Simons fellow Angela Elam discusses ‘Power of Narrative’ in Hall Center presentation

Around 30 people gathered in the small, sun-lit conference hall of the Hall Center for the Humanities on Tuesday afternoon to hear 2014-2015 Simons Public Humanities Fellow Angela Elam discuss the impact of narrative in storytelling, particularly in public media.

It was a fittingly intimate crowd for Elam’s presentation, “The Power of Narrative: From Poetry to Podcasts,” which included excerpts from her interviews with writers David Sedaris, Natasha Trethewey and Luis Alberto Urrea.

Elam, the producer and host of KCUR’s nationally syndicated “New Letters on the Air” radio literary program, has spent the last year interviewing various Kansas writers and visiting Hall Center authors as part of her fellowship at KU.

“That’s one thing about radio — it’s so intimate,” Elam said. “When you hear it on the radio, you forget that there’s an audience. It just sounds like two people talking, and that’s the thing — you’re joining them at the table.”

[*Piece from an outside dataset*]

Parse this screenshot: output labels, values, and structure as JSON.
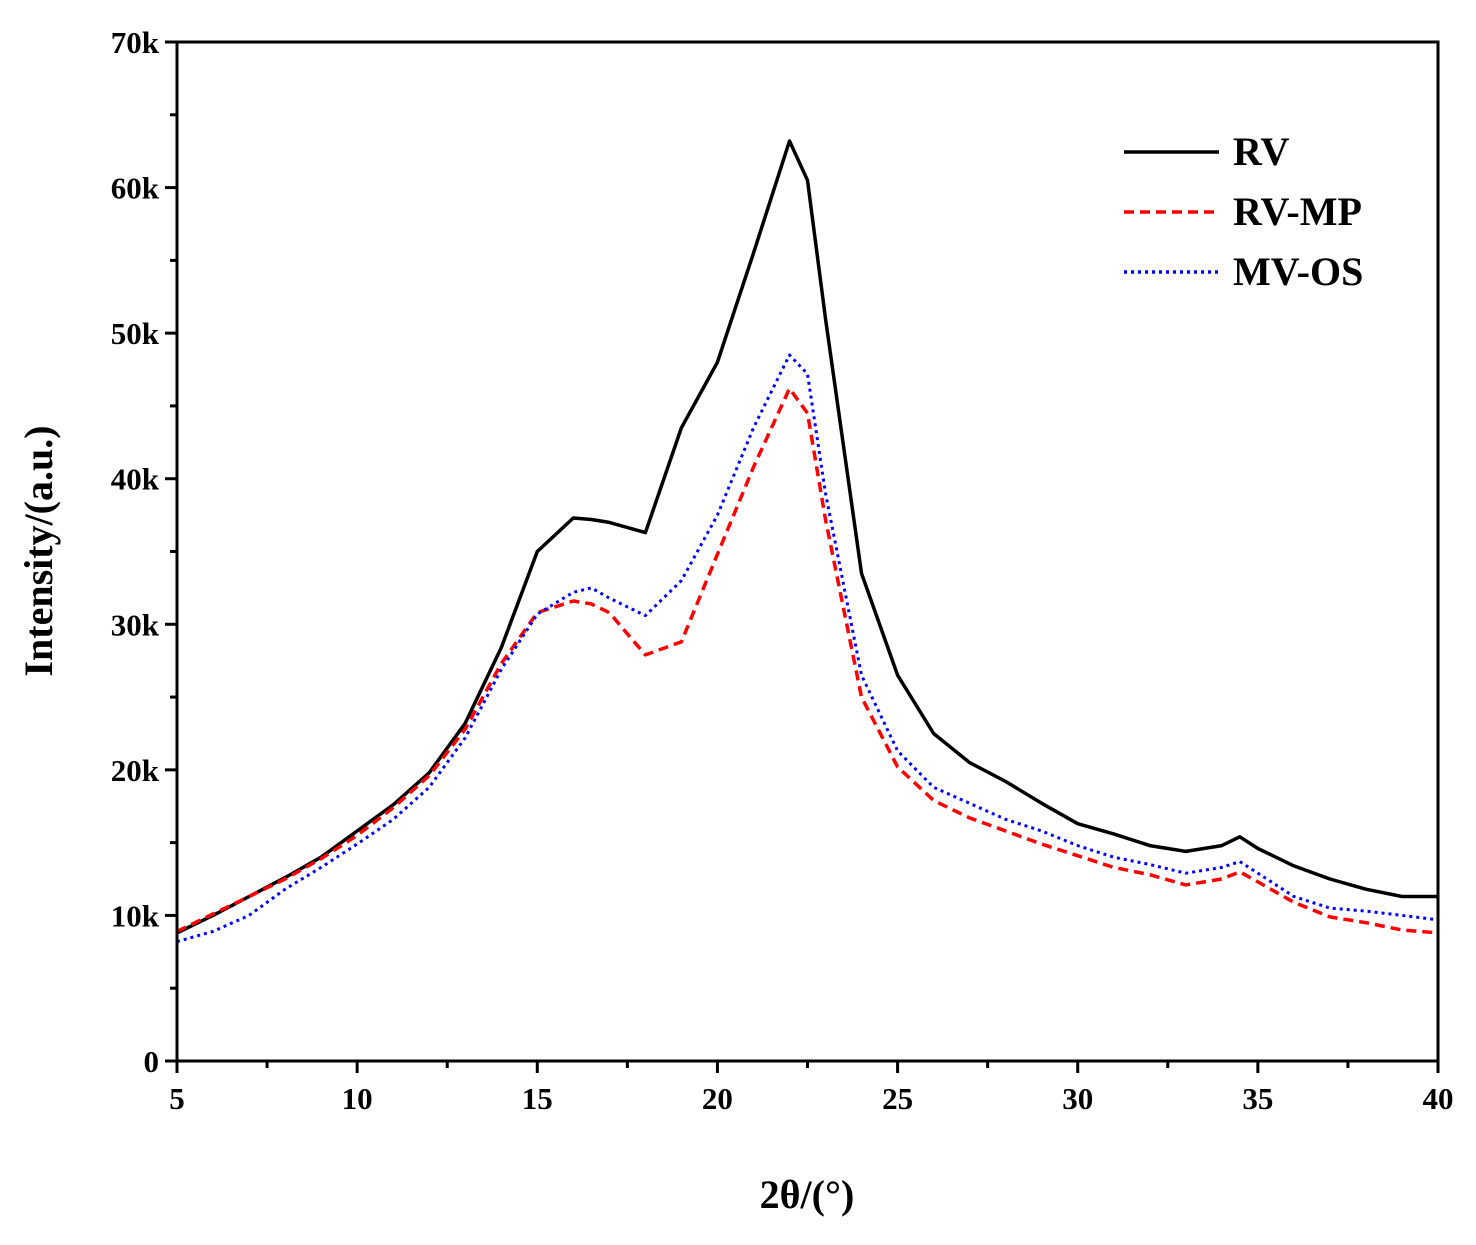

Even as a little girl, Elam had a “gift” for listening, she recalled to her audience Tuesday. It’s a habit she’s employed frequently in her nearly 30-year career in public radio, a field — much like the journalism industry as a whole — that she said is now “grappling with new media” and finding new ways to keep listeners engaged.

During her presentation, Elam noted the lasting influence of “This American Life,” the long-running weekly radio program that she said changed the industry with its mix of light-hearted features, essays, short fiction and oftentimes hard-hitting pieces of journalism, all delivered in a conversational tone.

She also remarked on the popularity of the 2014 “This American Life” spinoff “Serial,” in which producer Sarah Koenig investigated the 1999 murder of a high-school student in suburban Baltimore. As part of her fellowship, Elam attended a journalism conference in Boston earlier this year called “The Power of Narrative” where Koenig was a speaker, which ultimately inspired the name of her presentation.

Koenig’s program, she noted, is very informal in its delivery, almost as if the host is casually sharing her findings with an old friend. It all works, and so does Elam’s “New Letters on the Air,” which she describes as a “more formal, old-style public radio show.”

One of her favorite recent interviews, a chat with Natasha Trethewey recorded during the former U.S. Poet Laureate’s KU visit in March, showcased Trethewey’s nonlinear storytelling.

“I am a little bit afraid of my own tendency for a kind of pedestrian narrative poem,” Trethewey told Elam. “So I try to use the elements of lyric to tell a story in a different way.”

In the “New Letters on the Air” clip Elam shared Tuesday, Trethewey reads a passage from “Native Guard,” her 2007 Pulitzer Prize-winning collection of poems that pays tribute to both her late mother and the black Union soldiers who guarded Confederate prisoners on Ship Island, Miss., during the Civil War.

It’s a mixture of Trethewey’s personal history — growing up biracial in the South with a black mother and white father — and those soldiers that never quite got their due in American history. The result, which jumps deftly between two eras, is powerful, Elam said.

“One thing I have learned in my nearly 20 years of interviewing writers is that there’s no one way to tell a story, and there’s no one approach at all,” she said.

“Except for one thing — you gotta get your butt in the chair,” Elam quipped, eliciting chuckles from the audience. “That’s the main thing.”

The Simons Fellowship Program was made possible by a gift from the family of Dolph C. Simons Jr., the editor of the Lawrence Journal-World, with matching funds from a National Endowment for the Humanities Challenge Grant. The fellowship is meant to give accomplished individuals from outside the university the time and freedom to re-engage with humanities-based learning.